Re: French accented characters - observations of problems

From: Mark E. Shoulson (mark@kli.org)
Date: Wed Mar 16 2005 - 09:45:06 CST

  • Next message: Peter Kirk: "Re: French accented characters - observations of problems"

    Peter Kirk wrote:

    > On 16/03/2005 01:28, Donald Z. Osborn wrote:
    >
    >> ...
    >>
    >> This experience seems to say that we're a long way from where we'd
    >> like to be
    >> (and where I thought we already were) with regard to weblication of
    >> and the
    >> ability to share text with the most common West European accented
    >> characters.
    >>
    >>
    >>
    > I have recently noted problems even with Thunderbird in that it does
    > not always properly indicate the encoding of e-mails sent with it.
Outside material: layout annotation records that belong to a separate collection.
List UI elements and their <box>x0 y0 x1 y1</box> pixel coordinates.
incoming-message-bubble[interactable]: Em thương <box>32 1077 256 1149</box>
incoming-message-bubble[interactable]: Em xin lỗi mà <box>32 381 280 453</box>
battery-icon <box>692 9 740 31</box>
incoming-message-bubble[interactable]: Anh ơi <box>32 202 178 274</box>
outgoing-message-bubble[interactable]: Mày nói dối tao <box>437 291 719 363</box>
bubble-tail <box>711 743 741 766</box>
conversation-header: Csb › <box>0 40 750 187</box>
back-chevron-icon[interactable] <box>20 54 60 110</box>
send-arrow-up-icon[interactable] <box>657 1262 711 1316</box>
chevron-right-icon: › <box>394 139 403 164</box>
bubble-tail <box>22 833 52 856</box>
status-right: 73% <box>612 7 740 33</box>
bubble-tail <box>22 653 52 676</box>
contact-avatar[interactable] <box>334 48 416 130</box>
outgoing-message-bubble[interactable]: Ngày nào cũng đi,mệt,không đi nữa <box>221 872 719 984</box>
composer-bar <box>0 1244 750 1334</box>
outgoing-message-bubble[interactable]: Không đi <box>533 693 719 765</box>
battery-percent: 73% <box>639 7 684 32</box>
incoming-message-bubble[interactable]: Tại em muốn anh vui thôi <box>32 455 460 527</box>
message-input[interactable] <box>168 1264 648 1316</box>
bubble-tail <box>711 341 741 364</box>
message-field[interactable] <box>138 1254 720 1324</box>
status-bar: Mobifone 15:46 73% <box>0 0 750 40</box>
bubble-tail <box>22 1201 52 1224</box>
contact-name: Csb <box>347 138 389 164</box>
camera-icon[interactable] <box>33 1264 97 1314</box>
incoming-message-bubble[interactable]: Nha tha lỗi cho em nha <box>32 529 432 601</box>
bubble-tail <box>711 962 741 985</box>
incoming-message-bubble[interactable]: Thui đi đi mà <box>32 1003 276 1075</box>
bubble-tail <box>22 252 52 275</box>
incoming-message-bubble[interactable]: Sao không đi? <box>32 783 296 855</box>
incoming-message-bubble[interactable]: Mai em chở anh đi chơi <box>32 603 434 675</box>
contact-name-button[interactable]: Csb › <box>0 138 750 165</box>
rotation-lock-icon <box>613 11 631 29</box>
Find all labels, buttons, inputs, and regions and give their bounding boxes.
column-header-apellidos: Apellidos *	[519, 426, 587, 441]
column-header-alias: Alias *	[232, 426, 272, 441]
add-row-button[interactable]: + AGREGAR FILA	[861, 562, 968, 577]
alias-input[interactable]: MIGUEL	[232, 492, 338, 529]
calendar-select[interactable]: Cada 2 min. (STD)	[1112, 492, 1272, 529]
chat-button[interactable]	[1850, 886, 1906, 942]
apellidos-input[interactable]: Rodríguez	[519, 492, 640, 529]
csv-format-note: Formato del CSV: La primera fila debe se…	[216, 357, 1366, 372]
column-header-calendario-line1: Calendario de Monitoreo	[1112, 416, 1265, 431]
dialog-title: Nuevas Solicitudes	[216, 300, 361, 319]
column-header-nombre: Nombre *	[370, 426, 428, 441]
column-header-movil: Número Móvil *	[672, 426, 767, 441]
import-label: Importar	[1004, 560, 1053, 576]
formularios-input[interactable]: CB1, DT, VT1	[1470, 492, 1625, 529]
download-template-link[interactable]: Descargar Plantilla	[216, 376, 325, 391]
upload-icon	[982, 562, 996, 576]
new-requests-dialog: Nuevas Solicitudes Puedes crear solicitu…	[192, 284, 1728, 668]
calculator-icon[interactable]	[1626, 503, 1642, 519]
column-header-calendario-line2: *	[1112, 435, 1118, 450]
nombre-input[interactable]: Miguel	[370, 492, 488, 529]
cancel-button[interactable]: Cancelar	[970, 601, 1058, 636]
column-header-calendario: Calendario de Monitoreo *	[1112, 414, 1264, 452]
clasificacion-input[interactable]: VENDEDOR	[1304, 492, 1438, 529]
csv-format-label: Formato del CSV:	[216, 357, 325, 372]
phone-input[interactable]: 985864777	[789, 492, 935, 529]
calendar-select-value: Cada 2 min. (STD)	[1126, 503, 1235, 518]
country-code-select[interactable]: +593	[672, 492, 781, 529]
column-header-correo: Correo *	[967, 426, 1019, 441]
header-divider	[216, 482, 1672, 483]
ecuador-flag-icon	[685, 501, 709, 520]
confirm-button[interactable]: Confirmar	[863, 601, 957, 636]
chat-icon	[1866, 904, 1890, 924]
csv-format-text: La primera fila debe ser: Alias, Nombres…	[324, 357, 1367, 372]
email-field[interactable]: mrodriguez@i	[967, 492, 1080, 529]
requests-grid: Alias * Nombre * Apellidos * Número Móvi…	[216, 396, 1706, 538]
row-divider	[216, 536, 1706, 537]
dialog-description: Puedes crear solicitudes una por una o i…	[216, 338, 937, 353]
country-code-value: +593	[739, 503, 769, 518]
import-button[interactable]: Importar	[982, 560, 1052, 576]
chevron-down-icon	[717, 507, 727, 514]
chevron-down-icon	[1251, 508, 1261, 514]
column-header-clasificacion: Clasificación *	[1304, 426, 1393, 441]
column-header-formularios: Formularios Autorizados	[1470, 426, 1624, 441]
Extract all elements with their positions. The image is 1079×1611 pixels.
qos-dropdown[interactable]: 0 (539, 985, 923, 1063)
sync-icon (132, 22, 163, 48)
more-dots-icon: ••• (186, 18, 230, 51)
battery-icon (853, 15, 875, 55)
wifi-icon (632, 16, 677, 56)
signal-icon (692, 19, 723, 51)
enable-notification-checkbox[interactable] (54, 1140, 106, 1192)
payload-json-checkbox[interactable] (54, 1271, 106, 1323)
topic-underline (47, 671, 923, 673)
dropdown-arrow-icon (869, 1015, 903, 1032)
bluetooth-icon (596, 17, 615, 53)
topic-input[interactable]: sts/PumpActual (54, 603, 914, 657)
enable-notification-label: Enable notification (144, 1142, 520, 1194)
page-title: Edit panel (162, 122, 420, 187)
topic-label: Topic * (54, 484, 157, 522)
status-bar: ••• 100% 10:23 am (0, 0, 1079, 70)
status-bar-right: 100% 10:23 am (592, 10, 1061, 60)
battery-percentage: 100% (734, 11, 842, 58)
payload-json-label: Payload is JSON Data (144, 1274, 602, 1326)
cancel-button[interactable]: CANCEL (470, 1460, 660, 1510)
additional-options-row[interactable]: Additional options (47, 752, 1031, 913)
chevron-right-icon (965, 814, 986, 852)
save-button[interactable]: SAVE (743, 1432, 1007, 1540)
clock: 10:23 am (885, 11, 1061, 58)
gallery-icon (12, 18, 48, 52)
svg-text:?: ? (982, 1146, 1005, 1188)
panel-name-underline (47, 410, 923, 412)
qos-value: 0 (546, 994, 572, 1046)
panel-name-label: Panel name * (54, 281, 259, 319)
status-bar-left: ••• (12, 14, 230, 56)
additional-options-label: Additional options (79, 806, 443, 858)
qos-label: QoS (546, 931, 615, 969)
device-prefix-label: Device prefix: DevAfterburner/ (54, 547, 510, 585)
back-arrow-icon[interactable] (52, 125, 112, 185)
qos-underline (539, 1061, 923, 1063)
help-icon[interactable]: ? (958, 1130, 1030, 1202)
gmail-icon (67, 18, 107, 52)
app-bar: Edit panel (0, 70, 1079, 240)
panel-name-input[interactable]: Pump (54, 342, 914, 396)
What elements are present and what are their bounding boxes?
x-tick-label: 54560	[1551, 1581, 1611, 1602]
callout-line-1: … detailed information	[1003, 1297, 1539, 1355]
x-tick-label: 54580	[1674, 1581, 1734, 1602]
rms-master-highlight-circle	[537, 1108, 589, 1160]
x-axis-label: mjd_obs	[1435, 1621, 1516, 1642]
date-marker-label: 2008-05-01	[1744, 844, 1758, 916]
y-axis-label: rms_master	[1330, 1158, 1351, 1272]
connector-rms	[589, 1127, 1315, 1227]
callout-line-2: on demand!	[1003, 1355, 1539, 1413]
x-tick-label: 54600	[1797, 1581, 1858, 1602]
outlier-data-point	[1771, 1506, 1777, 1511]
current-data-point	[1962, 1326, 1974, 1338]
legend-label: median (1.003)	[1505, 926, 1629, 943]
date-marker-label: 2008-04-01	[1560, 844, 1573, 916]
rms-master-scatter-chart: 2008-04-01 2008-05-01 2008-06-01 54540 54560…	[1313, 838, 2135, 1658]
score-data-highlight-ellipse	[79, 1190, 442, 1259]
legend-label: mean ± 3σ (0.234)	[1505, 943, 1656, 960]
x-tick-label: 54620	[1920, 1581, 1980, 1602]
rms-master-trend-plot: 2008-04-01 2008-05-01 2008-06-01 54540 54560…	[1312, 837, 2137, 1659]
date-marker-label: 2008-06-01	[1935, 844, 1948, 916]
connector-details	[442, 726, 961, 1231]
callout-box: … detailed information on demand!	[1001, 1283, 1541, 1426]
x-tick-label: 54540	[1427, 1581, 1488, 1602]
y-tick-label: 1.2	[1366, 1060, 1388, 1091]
I
    > have received e-mails containing Hebrew from Thunderbird users whose
    > systems are set up with the Hebrew code page, and the e-mails have
    > been sent out with Hebrew code page (Windows-1255 or similar) encoded
    > characters but no character set specified. And so my Windows-1252
    > system displays accented Latin characters instead of Hebrew. Now I
    > might expect this behaviour (although formally incorrect) from an old
    > pre-Unicode system, but not from the newly released Thunderbird -
    > which I would expect to always indicate a character set, at least if
    > there is anything outside the ASCII range. So, yes, we have a long way
    > to go!

    Huh? If there is no character set specified by the email, how is
    Thunderbird supposed to know that the characters are supposed to be
    Hebrew and not accented Latin? You can quibble with what it uses for a
    default, and probably change it, but you can't fault it for making a
    mistake with nothing to go on. I've had several messages on some mailing
    lists that need a a little gentle application of View->Character
    Encoding, presumably because the mailing-list software didn't put on an
    encoding or put on the wrong one (yes, they do that. They'll accept a
    message from someone clearly labelled UTF-8 and send it out unmodified
    but labelled ISO-8859-1).

    It sounds to me like the problems described stem from
    browsers/mailreaders that get the wrong encoding, and it probably isn't
    their fault most of the time, but the sender's (or relayer's).